Liapes was subsequently arrested for one count of murder and held in the Nye County Detention Center on $500,000 bail for the next 27 months.

As his case progressed through the criminal justice system and further investigation was conducted into the matter, it appeared it would be hard for prosecutors to prove beyond a reasonable doubt Liapes was actually guilty of murder.

His defense attorney at the time, Harry Kuehn, said he had even taken the forensics results from Worrell’s examination of Humphrey’s body and showed them to other forensic experts, who reportedly told him they disagreed with her findings.

Eventually the murder charge was dropped and a plea deal was offered to Liapes for charges of destroying/concealing evidence and interfering with a public officer, both gross misdemeanor offenses. He pleaded guilty pursuant to Alford — a plea used by defendants who refuse to admit guilt, but who wish to take a plea deal — and sentenced to 12 months in jail on each count with credit for time already served.

In the complaint filed as part of the lawsuit against the sheriff’s office and Worrell, it states Liapes was falsely imprisoned for murder and his Fourth and 14th Amendment rights were violated.

It further alleges that his arrest may have been due in part to an alleged policy it claims was directed by the Las Vegas Metropolitan Police Department toward members of the Vagos Motorcycle Club, its members and their families.

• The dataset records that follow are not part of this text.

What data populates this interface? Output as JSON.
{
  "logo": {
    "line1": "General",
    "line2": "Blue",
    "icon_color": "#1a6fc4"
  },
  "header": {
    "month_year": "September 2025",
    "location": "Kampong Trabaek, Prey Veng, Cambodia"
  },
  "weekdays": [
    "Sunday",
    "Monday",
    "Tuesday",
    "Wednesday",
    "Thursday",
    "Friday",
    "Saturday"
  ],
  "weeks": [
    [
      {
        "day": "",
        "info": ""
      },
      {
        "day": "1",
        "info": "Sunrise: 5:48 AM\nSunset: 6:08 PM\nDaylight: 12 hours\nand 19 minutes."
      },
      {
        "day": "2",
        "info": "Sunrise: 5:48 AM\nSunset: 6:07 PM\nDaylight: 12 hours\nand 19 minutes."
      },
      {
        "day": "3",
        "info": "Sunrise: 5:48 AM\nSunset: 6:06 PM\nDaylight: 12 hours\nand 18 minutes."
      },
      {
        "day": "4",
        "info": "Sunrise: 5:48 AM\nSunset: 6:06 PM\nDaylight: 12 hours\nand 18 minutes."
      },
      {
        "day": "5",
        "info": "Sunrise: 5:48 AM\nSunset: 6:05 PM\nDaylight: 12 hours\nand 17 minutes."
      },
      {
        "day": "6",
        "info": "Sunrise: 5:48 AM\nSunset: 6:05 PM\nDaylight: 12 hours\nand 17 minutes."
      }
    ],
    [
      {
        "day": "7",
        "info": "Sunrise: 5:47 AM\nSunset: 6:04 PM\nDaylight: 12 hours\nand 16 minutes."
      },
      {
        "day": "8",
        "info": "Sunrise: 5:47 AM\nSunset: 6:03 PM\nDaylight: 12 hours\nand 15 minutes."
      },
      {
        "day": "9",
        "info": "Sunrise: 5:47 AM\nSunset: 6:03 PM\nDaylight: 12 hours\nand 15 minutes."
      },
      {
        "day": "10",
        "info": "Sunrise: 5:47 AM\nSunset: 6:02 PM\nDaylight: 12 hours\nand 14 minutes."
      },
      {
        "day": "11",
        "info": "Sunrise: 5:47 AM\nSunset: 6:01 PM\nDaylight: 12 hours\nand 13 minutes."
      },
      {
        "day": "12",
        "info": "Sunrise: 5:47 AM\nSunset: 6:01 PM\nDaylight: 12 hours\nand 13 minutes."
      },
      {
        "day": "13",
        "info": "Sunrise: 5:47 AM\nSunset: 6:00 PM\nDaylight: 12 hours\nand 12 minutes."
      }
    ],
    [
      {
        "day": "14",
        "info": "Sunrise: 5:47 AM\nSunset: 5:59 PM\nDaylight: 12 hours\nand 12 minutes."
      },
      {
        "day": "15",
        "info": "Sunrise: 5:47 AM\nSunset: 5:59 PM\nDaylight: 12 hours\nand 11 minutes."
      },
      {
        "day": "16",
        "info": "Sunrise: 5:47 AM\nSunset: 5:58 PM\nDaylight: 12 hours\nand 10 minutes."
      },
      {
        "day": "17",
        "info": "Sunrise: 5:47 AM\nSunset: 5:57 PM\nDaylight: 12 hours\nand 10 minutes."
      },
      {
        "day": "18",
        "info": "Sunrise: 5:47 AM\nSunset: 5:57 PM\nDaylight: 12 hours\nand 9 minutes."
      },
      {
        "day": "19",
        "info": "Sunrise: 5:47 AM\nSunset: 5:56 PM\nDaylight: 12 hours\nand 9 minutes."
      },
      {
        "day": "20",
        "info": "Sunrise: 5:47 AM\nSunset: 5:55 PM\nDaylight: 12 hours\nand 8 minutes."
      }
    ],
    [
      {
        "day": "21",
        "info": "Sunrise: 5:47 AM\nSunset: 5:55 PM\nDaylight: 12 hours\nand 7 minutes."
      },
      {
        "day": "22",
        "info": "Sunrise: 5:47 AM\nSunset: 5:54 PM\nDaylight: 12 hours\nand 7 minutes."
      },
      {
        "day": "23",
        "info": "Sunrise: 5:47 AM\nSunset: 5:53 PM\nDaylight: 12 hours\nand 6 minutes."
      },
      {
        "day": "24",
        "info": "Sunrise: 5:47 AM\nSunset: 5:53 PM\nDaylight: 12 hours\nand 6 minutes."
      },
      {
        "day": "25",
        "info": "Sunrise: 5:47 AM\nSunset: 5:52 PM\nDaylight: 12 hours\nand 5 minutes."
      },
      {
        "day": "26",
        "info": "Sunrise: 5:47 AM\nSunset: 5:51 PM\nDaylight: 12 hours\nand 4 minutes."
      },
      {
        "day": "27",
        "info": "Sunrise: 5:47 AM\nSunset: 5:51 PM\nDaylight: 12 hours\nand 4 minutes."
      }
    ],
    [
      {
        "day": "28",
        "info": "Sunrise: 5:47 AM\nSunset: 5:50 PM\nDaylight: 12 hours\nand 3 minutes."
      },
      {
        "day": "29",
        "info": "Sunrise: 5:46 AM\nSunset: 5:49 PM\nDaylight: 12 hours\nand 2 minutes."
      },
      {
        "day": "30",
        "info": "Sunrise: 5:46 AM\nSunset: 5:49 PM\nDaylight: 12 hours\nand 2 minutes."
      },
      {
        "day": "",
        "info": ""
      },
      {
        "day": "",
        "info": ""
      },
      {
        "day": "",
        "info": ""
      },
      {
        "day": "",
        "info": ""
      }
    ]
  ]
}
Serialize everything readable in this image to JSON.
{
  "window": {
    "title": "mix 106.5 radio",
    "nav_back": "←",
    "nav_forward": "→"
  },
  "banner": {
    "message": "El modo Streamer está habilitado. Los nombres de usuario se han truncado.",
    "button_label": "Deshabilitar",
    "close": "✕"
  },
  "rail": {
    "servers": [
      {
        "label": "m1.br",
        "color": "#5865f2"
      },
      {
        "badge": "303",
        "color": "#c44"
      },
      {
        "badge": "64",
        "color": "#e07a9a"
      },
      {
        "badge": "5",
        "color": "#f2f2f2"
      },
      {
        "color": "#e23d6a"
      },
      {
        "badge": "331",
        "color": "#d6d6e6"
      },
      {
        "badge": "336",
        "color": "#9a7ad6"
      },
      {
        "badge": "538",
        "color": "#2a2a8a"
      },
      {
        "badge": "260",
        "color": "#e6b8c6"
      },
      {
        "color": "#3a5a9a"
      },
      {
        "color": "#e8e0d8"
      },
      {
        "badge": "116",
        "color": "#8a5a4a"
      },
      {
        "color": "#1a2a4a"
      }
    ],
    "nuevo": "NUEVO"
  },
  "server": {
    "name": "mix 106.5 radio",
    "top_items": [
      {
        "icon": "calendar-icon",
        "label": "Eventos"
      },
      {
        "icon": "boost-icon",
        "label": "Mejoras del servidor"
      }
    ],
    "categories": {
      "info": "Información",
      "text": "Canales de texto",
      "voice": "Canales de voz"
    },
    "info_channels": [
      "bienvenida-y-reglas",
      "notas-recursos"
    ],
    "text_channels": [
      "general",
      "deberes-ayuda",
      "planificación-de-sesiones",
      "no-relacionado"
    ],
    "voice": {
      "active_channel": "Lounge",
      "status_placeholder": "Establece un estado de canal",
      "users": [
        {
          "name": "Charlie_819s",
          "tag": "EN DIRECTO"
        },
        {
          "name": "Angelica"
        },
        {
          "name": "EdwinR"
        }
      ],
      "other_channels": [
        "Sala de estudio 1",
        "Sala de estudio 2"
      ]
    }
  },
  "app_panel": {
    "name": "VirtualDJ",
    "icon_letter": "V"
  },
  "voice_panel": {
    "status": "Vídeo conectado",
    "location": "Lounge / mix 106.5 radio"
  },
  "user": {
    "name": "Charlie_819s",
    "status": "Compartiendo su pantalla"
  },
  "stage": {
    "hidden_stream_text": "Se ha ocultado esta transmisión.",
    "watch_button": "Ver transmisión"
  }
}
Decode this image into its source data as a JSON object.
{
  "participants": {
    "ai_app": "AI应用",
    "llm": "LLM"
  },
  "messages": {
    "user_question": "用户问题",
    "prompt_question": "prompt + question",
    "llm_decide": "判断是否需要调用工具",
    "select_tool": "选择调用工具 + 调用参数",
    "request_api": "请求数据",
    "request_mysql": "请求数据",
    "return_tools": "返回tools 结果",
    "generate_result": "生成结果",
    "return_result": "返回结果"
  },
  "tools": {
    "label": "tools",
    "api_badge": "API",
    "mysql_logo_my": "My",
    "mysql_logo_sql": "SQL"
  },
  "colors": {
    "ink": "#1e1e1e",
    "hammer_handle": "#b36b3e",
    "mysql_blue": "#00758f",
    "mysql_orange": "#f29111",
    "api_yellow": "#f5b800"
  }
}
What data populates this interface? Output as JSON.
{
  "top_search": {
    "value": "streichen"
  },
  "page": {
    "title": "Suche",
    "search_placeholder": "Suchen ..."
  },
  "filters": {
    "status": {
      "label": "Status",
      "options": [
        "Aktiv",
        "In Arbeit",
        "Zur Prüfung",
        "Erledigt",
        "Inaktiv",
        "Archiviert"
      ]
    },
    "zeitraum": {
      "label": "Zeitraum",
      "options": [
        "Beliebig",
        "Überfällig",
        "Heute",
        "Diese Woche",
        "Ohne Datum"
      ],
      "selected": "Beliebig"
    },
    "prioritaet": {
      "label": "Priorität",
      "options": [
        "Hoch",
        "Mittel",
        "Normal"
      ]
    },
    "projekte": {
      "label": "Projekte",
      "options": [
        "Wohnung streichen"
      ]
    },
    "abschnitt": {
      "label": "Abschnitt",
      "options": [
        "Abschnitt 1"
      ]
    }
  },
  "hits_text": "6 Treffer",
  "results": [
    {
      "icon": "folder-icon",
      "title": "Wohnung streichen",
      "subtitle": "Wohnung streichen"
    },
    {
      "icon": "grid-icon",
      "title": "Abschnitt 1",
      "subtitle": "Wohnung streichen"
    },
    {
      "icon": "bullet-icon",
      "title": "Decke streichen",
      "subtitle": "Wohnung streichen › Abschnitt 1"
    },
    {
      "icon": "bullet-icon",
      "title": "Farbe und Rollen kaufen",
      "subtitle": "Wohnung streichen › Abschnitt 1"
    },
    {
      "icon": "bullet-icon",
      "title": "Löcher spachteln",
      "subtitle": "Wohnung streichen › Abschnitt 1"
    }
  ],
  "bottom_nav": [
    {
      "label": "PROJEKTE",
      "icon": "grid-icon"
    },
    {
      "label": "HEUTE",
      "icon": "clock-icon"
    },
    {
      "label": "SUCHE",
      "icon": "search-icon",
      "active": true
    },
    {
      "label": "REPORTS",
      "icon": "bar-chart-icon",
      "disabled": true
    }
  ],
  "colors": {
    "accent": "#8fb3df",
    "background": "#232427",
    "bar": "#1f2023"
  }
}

“The actions of the defendants herein have been willful, wanton, oppressive, malicious, and undertaken with willful and wanton disregard for the plaintiff’s rights, or with the express intent to harass, vex, and annoy plaintiff, and to deprive him of his rights to life, liberty, and property,” the complaint reads.

It further alleges that the actions of the named defendants have caused Liapes “extreme emotional distress, daily anxiety, suffering, pain, anguish, and the loss of enjoyment of his life.”

Liapes and his attorney, Brent D. Percival of Las Vegas, said because of those named damages they are seeking general and punitive damages in excess of $1 million in addition to attorney’s fees, court fees and possibly special damages, an amount for which has not yet been determined.

Attempts to contact District Attorney Brian Kunzi and Liapes’ attorney were not successful as of press time Tuesday.